Stavolta è troppo, persino per la coriacea sindrome di Stoccolma del Pd.
La supercazzola filo-Trump di Giuseppe Conte, che in tv da Fabio Faziosi si è esibito in anguillesche giravolte pur di non spiegare se preferisce che in Usa vinca l’ex presidente populista che ha fomentato l’assalto a Capitol Hill per rovesciare l’esito del voto, o il democratico Biden, è un problema che non si può ignorare.

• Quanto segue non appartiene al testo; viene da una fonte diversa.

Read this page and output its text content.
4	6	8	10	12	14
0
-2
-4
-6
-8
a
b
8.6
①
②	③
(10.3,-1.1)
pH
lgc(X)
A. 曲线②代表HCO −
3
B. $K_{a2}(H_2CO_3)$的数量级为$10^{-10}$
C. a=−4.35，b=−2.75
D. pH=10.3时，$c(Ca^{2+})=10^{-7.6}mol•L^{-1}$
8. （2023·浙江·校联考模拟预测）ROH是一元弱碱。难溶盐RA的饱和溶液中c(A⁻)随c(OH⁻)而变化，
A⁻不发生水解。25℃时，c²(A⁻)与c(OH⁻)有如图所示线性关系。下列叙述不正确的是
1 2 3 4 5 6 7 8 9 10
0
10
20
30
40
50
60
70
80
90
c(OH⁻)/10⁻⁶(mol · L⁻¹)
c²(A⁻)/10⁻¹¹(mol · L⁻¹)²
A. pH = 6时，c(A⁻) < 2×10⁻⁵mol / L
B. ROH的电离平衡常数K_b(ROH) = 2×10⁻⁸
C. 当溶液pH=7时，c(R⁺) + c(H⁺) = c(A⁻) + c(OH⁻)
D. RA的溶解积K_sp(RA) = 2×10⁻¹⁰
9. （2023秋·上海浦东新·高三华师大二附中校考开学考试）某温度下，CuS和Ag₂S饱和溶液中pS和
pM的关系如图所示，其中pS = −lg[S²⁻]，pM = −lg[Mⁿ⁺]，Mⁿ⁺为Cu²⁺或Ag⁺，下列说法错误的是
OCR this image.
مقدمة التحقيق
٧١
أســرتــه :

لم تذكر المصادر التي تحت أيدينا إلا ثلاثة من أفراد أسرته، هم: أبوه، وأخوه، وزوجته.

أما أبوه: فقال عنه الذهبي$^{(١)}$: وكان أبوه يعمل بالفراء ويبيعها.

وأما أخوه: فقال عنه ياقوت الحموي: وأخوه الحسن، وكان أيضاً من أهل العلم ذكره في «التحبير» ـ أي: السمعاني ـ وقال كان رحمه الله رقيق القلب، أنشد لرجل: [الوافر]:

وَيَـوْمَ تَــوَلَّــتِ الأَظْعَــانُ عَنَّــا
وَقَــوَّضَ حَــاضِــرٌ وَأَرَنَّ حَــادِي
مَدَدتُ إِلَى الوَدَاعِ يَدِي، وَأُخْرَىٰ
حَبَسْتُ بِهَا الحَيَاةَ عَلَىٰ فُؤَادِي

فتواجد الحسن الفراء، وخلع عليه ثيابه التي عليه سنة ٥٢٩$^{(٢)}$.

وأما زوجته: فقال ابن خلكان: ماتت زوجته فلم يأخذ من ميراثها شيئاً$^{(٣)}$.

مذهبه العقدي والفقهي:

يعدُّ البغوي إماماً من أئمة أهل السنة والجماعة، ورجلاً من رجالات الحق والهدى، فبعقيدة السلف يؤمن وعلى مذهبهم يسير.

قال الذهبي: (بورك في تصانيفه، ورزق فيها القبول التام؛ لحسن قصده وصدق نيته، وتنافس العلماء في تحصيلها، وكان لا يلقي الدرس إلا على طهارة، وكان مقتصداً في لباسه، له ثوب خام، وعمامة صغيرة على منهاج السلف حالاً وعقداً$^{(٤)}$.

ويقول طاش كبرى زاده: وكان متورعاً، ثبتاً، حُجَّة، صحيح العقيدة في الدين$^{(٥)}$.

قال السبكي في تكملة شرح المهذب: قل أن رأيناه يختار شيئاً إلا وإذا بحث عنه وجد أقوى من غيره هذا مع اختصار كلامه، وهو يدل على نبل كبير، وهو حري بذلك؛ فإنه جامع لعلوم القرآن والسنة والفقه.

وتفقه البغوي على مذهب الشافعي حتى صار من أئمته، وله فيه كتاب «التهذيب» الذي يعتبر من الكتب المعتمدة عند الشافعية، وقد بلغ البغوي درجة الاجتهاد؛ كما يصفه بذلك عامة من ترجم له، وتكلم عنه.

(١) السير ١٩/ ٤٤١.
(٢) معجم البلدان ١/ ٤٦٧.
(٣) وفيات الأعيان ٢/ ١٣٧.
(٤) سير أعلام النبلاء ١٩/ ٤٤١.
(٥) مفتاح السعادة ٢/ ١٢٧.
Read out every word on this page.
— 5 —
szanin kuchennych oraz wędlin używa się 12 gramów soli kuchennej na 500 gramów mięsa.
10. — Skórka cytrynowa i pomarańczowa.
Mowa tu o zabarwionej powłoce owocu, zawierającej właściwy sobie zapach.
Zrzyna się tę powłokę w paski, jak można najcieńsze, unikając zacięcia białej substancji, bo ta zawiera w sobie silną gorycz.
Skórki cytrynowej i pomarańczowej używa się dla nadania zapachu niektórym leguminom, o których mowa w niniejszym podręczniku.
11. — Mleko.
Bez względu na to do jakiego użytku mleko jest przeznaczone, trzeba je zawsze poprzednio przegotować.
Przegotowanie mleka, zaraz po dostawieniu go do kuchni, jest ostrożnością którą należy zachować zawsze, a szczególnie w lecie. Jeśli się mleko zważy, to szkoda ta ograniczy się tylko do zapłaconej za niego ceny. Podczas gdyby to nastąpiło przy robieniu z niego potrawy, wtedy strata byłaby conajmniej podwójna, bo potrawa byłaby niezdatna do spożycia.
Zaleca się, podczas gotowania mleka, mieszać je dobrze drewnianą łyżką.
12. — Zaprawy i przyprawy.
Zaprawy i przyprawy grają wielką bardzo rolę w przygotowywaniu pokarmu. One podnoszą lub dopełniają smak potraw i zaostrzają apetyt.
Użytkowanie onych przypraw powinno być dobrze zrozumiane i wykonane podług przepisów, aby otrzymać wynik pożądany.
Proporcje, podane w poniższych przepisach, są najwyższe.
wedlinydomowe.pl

E così persino la timida Elly Schlein fa trapelare sconcerto per quella che definisce «l’incertezza di Conte tra Biden e Trump»; mentre un esponente della sinistra Pd filo-grillina come Arturo Scotto ammonisce: «Non è la stessa cosa avere come interlocutore un golpista o un democratico». Assai più netto il padre fondatore dell’Ulivo, Arturo Parisi: «E questo sarebbe il riferimento dei progressisti e il ‘principale alleato’ di Schlein?», si chiede inorridito. «Non si può essere equidistanti, dopo Capitol Hill Trump va considerato un eversore. Conte lo capisce?», esplode Alessia Morani. Durissimi anche Carlo Calenda («Se Trump vincesse l’Europa salterebbe per aria. Probabilmente Conte ne sarebbe contento, ma il Pd come può considerarlo ancora un partner?») e Matteo Renzi («Un uomo senza dignità, una banderuola che cambia idea a seconda delle convenienze»).
Ma stupisce lo stupore del Pd: il deciso penchant di Conte per leader e regimi illiberali e il suo trasformismo in politica estera non sono certo una novità. Il capo grillino, unico ad essersi inchinato in Ue alla «Via della Seta» della dittatura cinese di Xi, è lo stesso che rifiutò di pronunciarsi sul duello Macron-Le Pen del 2022: «Non partecipo alle elezioni francesi», disse, e figuratevi il sollievo dei francesi. Con Trump, del resto, ha un’antica consuetudine: l’allora premier si prestò volenteroso a ogni richiesta della Washington di The Donald, incluso il via libera a oscure missioni in Italia dei suoi emissari, a caccia di stravaganti complotti anti-Biden per aiutare Trump nelle elezioni. Lui, in cambio, lo ribattezzò grato «Giuseppi, my guy».
Conte, che anche da Fazio ha ribadito la sua posizione «pacifista» filo-Mosca (in sintesi: smettiamo di aiutare l’Ucraina e costringiamola a cedere i propri territori alla Russia) è anche quello che concordò con Putin la torbida missione «Dalla Russia con amore» della primavera 2020. Decine e decine di mezzi e uomini (in maggioranza militari, molto probabilmente spie) del dittatore russo, autorizzati per settimane a girare in lungo e in largo l’Italia e i suoi edifici pubblici e laboratori medici, in pieno lockdown. Pagati da noi. Sempre nell’aprile 2020 Conte incassò giulivo anche la «solidarietà» e i complimenti del presidente iraniano Rouhani, ricambiandoli di cuore e auspicando uno «scambio di esperienze nella lotta al Covid». Con gli ayatollah. Le agenzie ufficiali iraniane annunciarono, senza smentite da Palazzo Chigi, che nella telefonata l’ex premier italiano avrebbe persino lodato «il ruolo costruttivo di Teheran nella pace e nella lotta al terrorismo». Grande lungimiranza e intuito geopolitico, non c’è che dire. Al Pd non resta che scoprire, con sconcerto, che due più due fa quattro.